During initial questioning - which was disrupted by a profanity-laced outburst from a victim's relative - nearly all of the first 25 potential jurors said they believed that Muhammad committed six murders in the county, and many were aware that he had been convicted of a sniper killing in Virginia.

They pointed to the heavy media coverage of the shootings, their children being forced to stay inside at school and their personal fears at the time. One referred to the images he saw of Muhammad in prison garb from the first trial in Virginia.

"It happened right around my old job, right around my house," said Quinn McCreary, 24, who lived across from one of the shooting scenes in Silver Spring. "It was right in my face."

McCreary was excused by Montgomery County Circuit Judge James L. Ryan.

The trial's first day illustrated the difficulty posed by a defendant who seeks to represent himself, particularly when the suspect has no legal training and is charged in a high-profile crime.

Muhammad, 45, had bitterly criticized his court-appointed attorneys in previous cases and has chosen to represent himself in this case, something he did briefly in his Virginia trial.

Yesterday, he sat at the defense table, staring at each possible juror who was called for individual questioning. The potential jurors had filled out a form of 32 questions, asking their opinion of the case, whether they thought they could still be fair and whether they had experience with guns such as the Bushmaster rifle used in the killings.

As more people said they believed he was guilty, Muhammad grew more agitated. He objected to most, and at midafternoon, he told the judge he would object to all potential jurors who said they couldn't be fair to him.

"These people are saying their minds are already made up," he complained.

Outside the courthouse, A. Jai Bonner, one of Muhammad's appointed standby lawyers, said, "This court has no business trying this case. It should have been moved a long time ago."
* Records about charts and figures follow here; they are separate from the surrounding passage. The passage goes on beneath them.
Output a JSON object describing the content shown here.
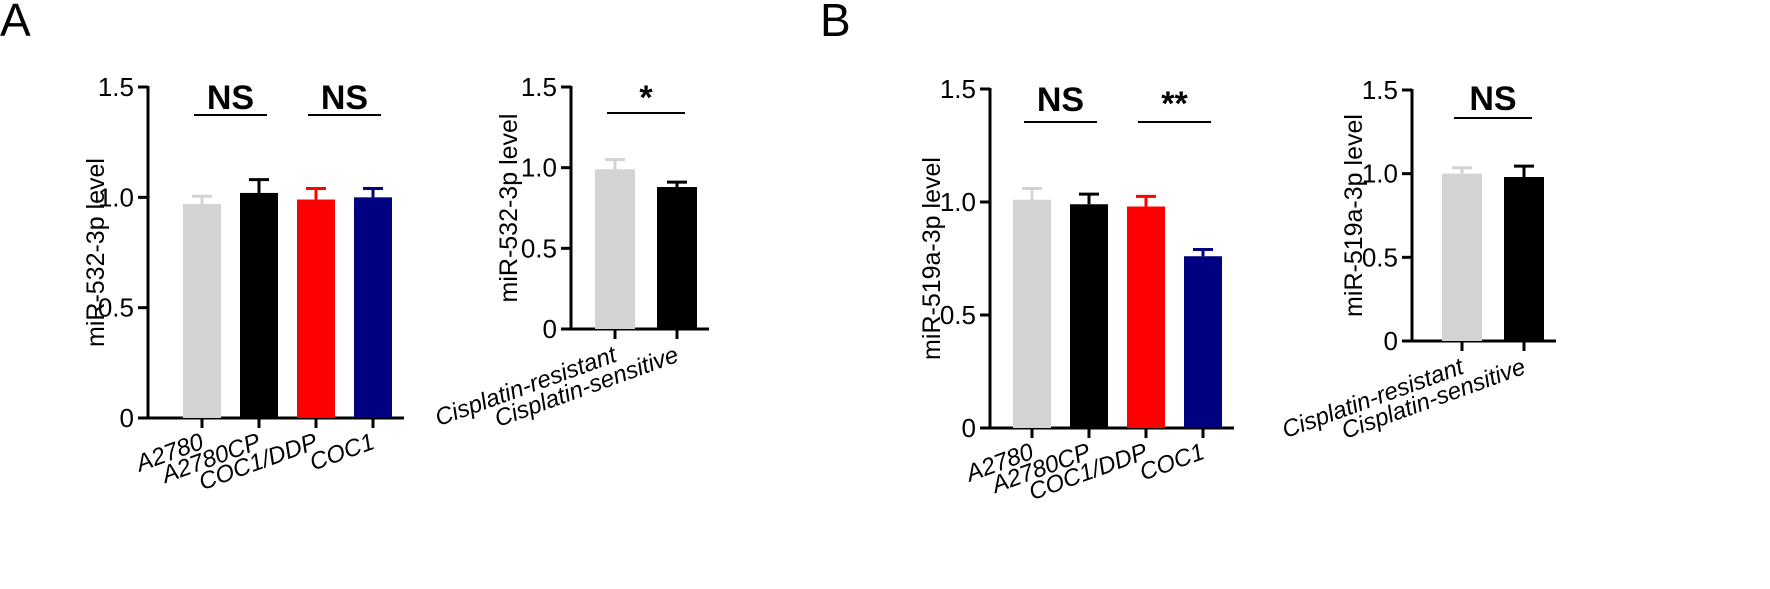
{
  "panels": [
    {
      "label": "A"
    },
    {
      "label": "B"
    }
  ],
  "chart_data": [
    {
      "type": "bar",
      "panel": "A",
      "ylabel": "miR-532-3p level",
      "ylim": [
        0,
        1.5
      ],
      "yticks": [
        "0",
        "0.5",
        "1.0",
        "1.5"
      ],
      "categories": [
        "A2780",
        "A2780CP",
        "COC1/DDP",
        "COC1"
      ],
      "values": [
        0.97,
        1.02,
        0.99,
        1.0
      ],
      "errors": [
        0.035,
        0.06,
        0.05,
        0.04
      ],
      "colors": [
        "#d3d3d3",
        "#000000",
        "#ff0000",
        "#000080"
      ],
      "annotations": [
        {
          "text": "NS",
          "from": 0,
          "to": 1
        },
        {
          "text": "NS",
          "from": 2,
          "to": 3
        }
      ]
    },
    {
      "type": "bar",
      "panel": "A",
      "ylabel": "miR-532-3p level",
      "ylim": [
        0,
        1.5
      ],
      "yticks": [
        "0",
        "0.5",
        "1.0",
        "1.5"
      ],
      "categories": [
        "Cisplatin-resistant",
        "Cisplatin-sensitive"
      ],
      "values": [
        0.99,
        0.88
      ],
      "errors": [
        0.06,
        0.03
      ],
      "colors": [
        "#d3d3d3",
        "#000000"
      ],
      "annotations": [
        {
          "text": "*",
          "from": 0,
          "to": 1
        }
      ]
    },
    {
      "type": "bar",
      "panel": "B",
      "ylabel": "miR-519a-3p level",
      "ylim": [
        0,
        1.5
      ],
      "yticks": [
        "0",
        "0.5",
        "1.0",
        "1.5"
      ],
      "categories": [
        "A2780",
        "A2780CP",
        "COC1/DDP",
        "COC1"
      ],
      "values": [
        1.01,
        0.99,
        0.98,
        0.76
      ],
      "errors": [
        0.05,
        0.045,
        0.045,
        0.03
      ],
      "colors": [
        "#d3d3d3",
        "#000000",
        "#ff0000",
        "#000080"
      ],
      "annotations": [
        {
          "text": "NS",
          "from": 0,
          "to": 1
        },
        {
          "text": "**",
          "from": 2,
          "to": 3
        }
      ]
    },
    {
      "type": "bar",
      "panel": "B",
      "ylabel": "miR-519a-3p level",
      "ylim": [
        0,
        1.5
      ],
      "yticks": [
        "0",
        "0.5",
        "1.0",
        "1.5"
      ],
      "categories": [
        "Cisplatin-resistant",
        "Cisplatin-sensitive"
      ],
      "values": [
        1.0,
        0.98
      ],
      "errors": [
        0.035,
        0.065
      ],
      "colors": [
        "#d3d3d3",
        "#000000"
      ],
      "annotations": [
        {
          "text": "NS",
          "from": 0,
          "to": 1
        }
      ]
    }
  ]
}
On Friday, Ryan rebuffed Muhammad's request to move the trial, saying that three days before the trial's start was too late to ask. The public defenders Muhammad fired had not sought a new location for the trial.

Muhammad faces six counts of murder in Montgomery County in the October 2002 shooting rampage that claimed 10 lives in the Washington, D.C., area, injured three others and placed millions of people in fear that they could be next in the sniper's sights.

Already on Virginia's death row for a sniper killing, Muhammad could be sentenced to multiple life terms without parole if convicted in Maryland. Lee Boyd Malvo, 21, convicted as Muhammad's accomplice in two Virginia sniper shootings, is serving life prison terms there.

Jury selection began about 10 a.m. with more than 300 people called in. The final panel will consist of 12 jurors and four alternates.

Within the first hour, as more pretrial motions were being argued, a cousin of one of Muhammad's six alleged victims in Montgomery County was ejected from the courtroom after screaming obscenities at the suspect.

"I hope you rot in hell," hollered Christopher Roberts, wearing a bright red T-shirt that said, "Why?" Roberts said he was as a cousin of bus driver Conrad E. Johnson, the final sniper victim.

Deputies escorted the man from the courthouse and told him not to return. Outside the courthouse, he said what he wanted to tell Muhammad: "Don't be antagonizing these families."

He said he thought Muhammad should admit to the crimes.